CVE-2026-41583
Zcash Foundation · Zebra
Zebra node software fails to properly validate consensus rules for V5 and V4 transaction sighash types, potentially leading to a consensus split between Zebra and zcashd nodes.
Executive summary
A critical consensus validation flaw in the Zebra node software allows for transaction handling discrepancies that can lead to network splits and potential service disruption.
Vulnerability
This is a consensus logic error where the software fails to correctly validate sighash hash types for V5 and V4 transactions. The vulnerability is triggered by network-level transaction processing and does not require specific user authentication to manifest as a consensus split.
Business impact
The vulnerability poses a severe risk to the integrity and availability of the Zcash network for nodes running Zebra. A successful exploitation creates a consensus split, effectively causing a fork in the blockchain where Zebra nodes accept transactions that zcashd nodes reject, leading to significant financial and operational instability. Given the CVSS score of 9.1, this is classified as a critical infrastructure risk.
Remediation
Immediate Action: Upgrade all instances of zebrad to version 4.3.1 and zebra-script to version 5.0.2 immediately.

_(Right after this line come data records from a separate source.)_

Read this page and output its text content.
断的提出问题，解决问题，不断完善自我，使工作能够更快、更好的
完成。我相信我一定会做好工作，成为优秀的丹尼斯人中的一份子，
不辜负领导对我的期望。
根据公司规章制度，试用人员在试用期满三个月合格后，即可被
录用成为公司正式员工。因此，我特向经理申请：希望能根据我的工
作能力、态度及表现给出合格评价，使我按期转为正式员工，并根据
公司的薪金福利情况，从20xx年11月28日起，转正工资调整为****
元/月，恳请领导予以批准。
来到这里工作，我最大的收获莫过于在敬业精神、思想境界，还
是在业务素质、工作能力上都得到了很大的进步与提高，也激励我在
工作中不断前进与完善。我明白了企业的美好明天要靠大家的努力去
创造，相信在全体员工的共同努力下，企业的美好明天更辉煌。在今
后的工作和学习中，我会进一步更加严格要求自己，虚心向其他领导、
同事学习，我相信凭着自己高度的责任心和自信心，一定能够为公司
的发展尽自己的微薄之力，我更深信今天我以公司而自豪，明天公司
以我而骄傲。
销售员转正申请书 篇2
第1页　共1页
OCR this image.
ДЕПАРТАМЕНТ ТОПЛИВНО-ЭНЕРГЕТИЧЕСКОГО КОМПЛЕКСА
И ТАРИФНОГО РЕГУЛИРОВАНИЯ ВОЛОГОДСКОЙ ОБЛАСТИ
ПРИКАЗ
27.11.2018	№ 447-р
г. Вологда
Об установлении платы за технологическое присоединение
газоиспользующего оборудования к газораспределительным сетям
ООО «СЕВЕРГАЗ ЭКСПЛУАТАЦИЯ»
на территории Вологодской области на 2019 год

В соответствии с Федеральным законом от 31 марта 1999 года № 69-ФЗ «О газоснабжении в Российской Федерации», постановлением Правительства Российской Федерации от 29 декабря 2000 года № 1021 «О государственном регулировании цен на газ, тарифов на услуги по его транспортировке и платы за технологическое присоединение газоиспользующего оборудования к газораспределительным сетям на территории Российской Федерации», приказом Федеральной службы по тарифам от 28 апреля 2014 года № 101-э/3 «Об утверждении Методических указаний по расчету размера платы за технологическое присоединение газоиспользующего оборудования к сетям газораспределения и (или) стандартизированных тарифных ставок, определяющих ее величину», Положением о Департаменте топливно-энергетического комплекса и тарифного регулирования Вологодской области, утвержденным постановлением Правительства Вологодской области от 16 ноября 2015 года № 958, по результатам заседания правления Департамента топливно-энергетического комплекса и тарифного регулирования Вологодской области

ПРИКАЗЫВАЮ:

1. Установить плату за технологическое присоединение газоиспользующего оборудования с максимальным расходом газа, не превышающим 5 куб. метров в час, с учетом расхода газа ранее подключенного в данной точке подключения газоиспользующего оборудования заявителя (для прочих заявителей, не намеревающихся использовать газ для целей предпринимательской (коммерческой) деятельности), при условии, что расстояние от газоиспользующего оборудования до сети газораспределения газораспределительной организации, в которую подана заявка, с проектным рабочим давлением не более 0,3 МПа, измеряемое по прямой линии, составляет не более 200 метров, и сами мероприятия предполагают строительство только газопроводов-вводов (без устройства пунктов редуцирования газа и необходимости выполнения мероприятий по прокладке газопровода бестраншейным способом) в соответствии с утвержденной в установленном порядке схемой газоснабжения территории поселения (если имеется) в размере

Proactive Monitoring: Monitor node logs for synchronization errors, block validation failures, or unexpected forks compared to the primary zcashd network.
Compensating Controls: Ensure nodes are isolated within secure network segments and restrict peer-to-peer connections to trusted, verified nodes to mitigate the risk of malicious transaction propagation.
Exploitation status
Public Exploit Available: Not specified
Analyst recommendation
Operators of Zebra nodes must prioritize the update to the patched versions to restore consensus alignment with the broader Zcash network. Failure to apply these updates may result in nodes becoming desynchronized and unable to process valid network transactions.